Ein Kommentar von Andreas Dey

Es gibt kaum einen schlimmeren Vorwurf als den, für den Tod eines Kindes verantwortlich zu sein. Politiker, Verwaltungsbeamte und Sozialarbeiter scheuen ihn ebenso wie jeder andere Bürger auch. Insofern ist es auch menschlich nachvollziehbar, dass nach aufsehenerregenden Fällen wie dem Tod von Jessica und Lara-Mia die Behörden nahezu jede beantragte Hilfe für Familien bewilligt haben.

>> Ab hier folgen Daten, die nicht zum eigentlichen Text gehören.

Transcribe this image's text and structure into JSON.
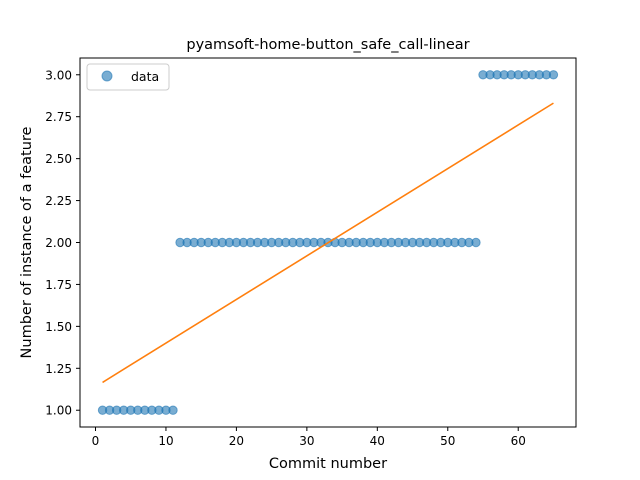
{
  "chart_data": {
    "type": "scatter",
    "title": "pyamsoft-home-button_safe_call-linear",
    "xlabel": "Commit number",
    "ylabel": "Number of instance of a feature",
    "xlim": [
      -2.2,
      68.2
    ],
    "ylim": [
      0.9,
      3.1
    ],
    "xticks": [
      0,
      10,
      20,
      30,
      40,
      50,
      60
    ],
    "yticks": [
      1.0,
      1.25,
      1.5,
      1.75,
      2.0,
      2.25,
      2.5,
      2.75,
      3.0
    ],
    "xtick_labels": [
      "0",
      "10",
      "20",
      "30",
      "40",
      "50",
      "60"
    ],
    "ytick_labels": [
      "1.00",
      "1.25",
      "1.50",
      "1.75",
      "2.00",
      "2.25",
      "2.50",
      "2.75",
      "3.00"
    ],
    "legend": {
      "position": "upper-left",
      "entries": [
        "data"
      ]
    },
    "series": [
      {
        "name": "data",
        "kind": "scatter",
        "color": "#1f77b4",
        "x": [
          1,
          2,
          3,
          4,
          5,
          6,
          7,
          8,
          9,
          10,
          11,
          12,
          13,
          14,
          15,
          16,
          17,
          18,
          19,
          20,
          21,
          22,
          23,
          24,
          25,
          26,
          27,
          28,
          29,
          30,
          31,
          32,
          33,
          34,
          35,
          36,
          37,
          38,
          39,
          40,
          41,
          42,
          43,
          44,
          45,
          46,
          47,
          48,
          49,
          50,
          51,
          52,
          53,
          54,
          55,
          56,
          57,
          58,
          59,
          60,
          61,
          62,
          63,
          64,
          65
        ],
        "y": [
          1,
          1,
          1,
          1,
          1,
          1,
          1,
          1,
          1,
          1,
          1,
          2,
          2,
          2,
          2,
          2,
          2,
          2,
          2,
          2,
          2,
          2,
          2,
          2,
          2,
          2,
          2,
          2,
          2,
          2,
          2,
          2,
          2,
          2,
          2,
          2,
          2,
          2,
          2,
          2,
          2,
          2,
          2,
          2,
          2,
          2,
          2,
          2,
          2,
          2,
          2,
          2,
          2,
          2,
          3,
          3,
          3,
          3,
          3,
          3,
          3,
          3,
          3,
          3,
          3
        ]
      },
      {
        "kind": "line",
        "color": "#ff7f0e",
        "x": [
          1,
          65
        ],
        "y": [
          1.166,
          2.831
        ]
      }
    ]
  }
}
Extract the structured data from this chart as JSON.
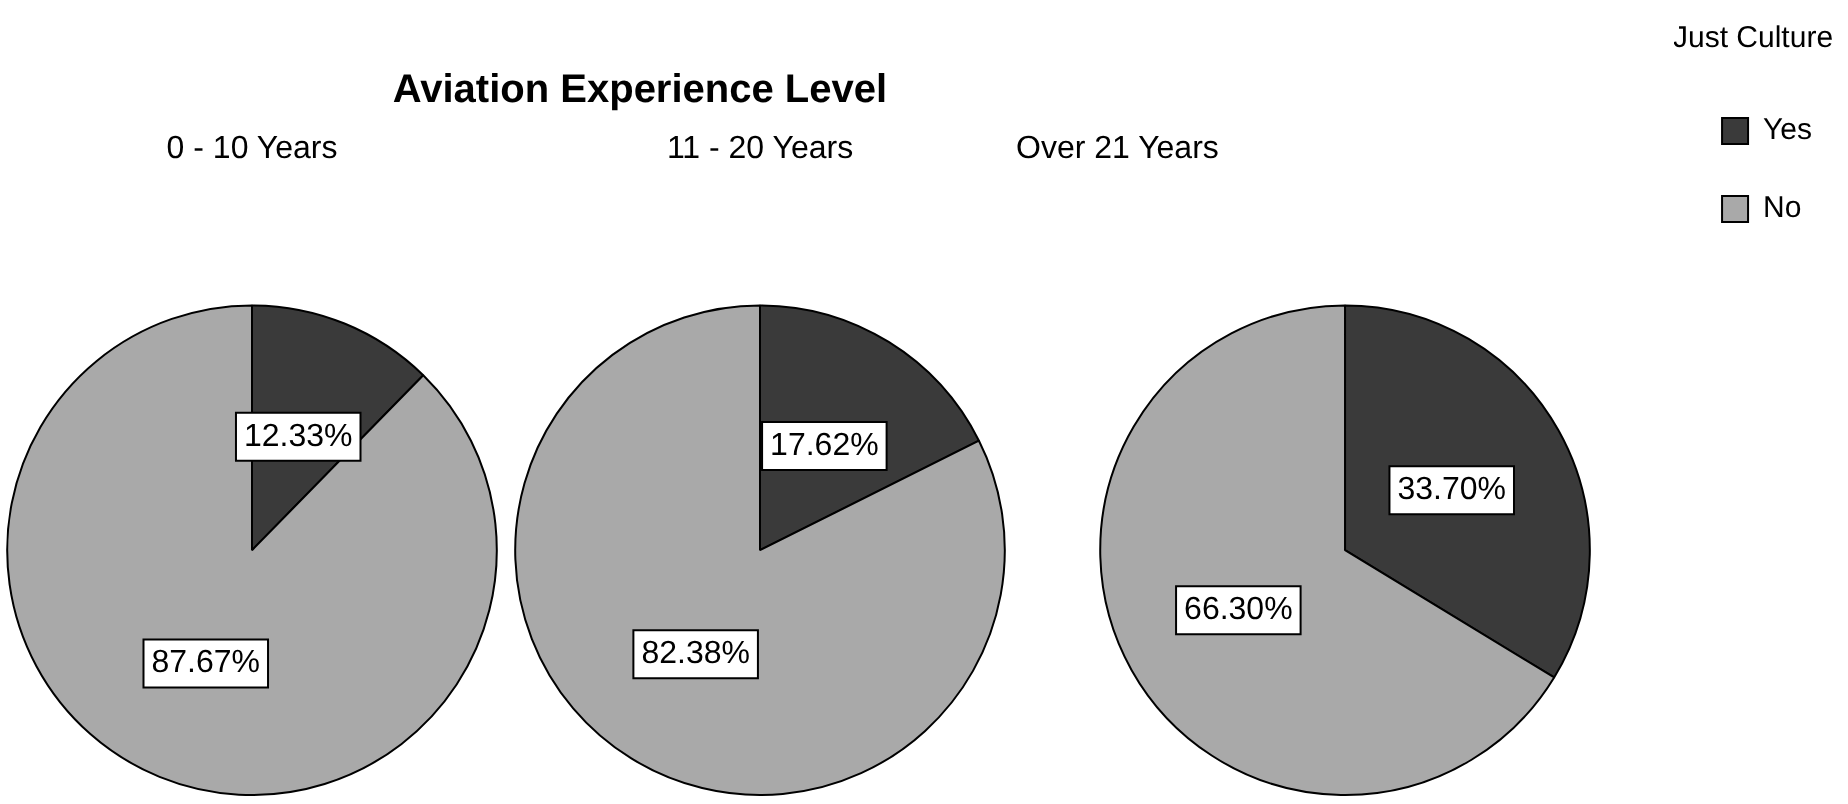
{
  "chart_data": [
    {
      "type": "other",
      "title": "Aviation Experience Level"
    },
    {
      "type": "pie",
      "title": "0 - 10 Years",
      "categories": [
        null,
        null
      ],
      "values": [
        12.33,
        87.67
      ],
      "colors": [
        "#3a3a3a",
        "#a9a9a9"
      ],
      "value_labels": [
        "12.33%",
        "87.67%"
      ]
    },
    {
      "type": "pie",
      "title": "11 - 20 Years",
      "categories": [
        null,
        null
      ],
      "values": [
        17.62,
        82.38
      ],
      "colors": [
        "#3a3a3a",
        "#a9a9a9"
      ],
      "value_labels": [
        "17.62%",
        "82.38%"
      ]
    },
    {
      "type": "pie",
      "title": "Over 21 Years",
      "categories": [
        "Yes",
        "No"
      ],
      "values": [
        33.7,
        66.3
      ],
      "colors": [
        "#3a3a3a",
        "#a9a9a9"
      ],
      "value_labels": [
        "33.70%",
        "66.30%"
      ],
      "legend": "right",
      "legend_title": "Just Culture"
    }
  ]
}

Allerdings hat der Ansatz, mit immer mehr Geld ein mulmiges Gefühl im Bauch zu bekämpfen, auch Grenzen. Allein seit 2005 sind die Ausgaben im Bereich "Hilfen zur Erziehung" um gut 40 Prozent gestiegen. Dabei sind sich die meisten Experten einig, dass sich schreckliche Einzelfälle wie die in Hamburg auch durch ein noch so gutes Hilfesystem nie ganz verhindern lassen. Insofern ist es richtig, dass sich auch der aktuelle Senat Gedanken über Alternativen macht. Dass er nicht klipp und klar sagt, dass es langfristig auch um eine Kostensenkung geht, ist politisch verständlich - es würde bei jedem neuen Fall, in dem ein Kind zu Schaden kommt, auf ihn zurückfallen.

Offensiv sollte hingegen das Thema Früherkennungsuntersuchungen für Kinder angepackt werden, die in Hamburg immer noch nicht verpflichtend sind. Stattdessen wird versucht, die wenigen Eltern, die nicht aus eigenem Antrieb zum Arzt gehen, mit warmen Worten zu erreichen. Wer aber glaubt, Eltern wie die von Jessica mit einer Kampagne unter dem Motto "Ene mene Muh, hey ich will zur U" erreichen zu können, ist blauäugig. Da muss schon etwas mehr Zwang her.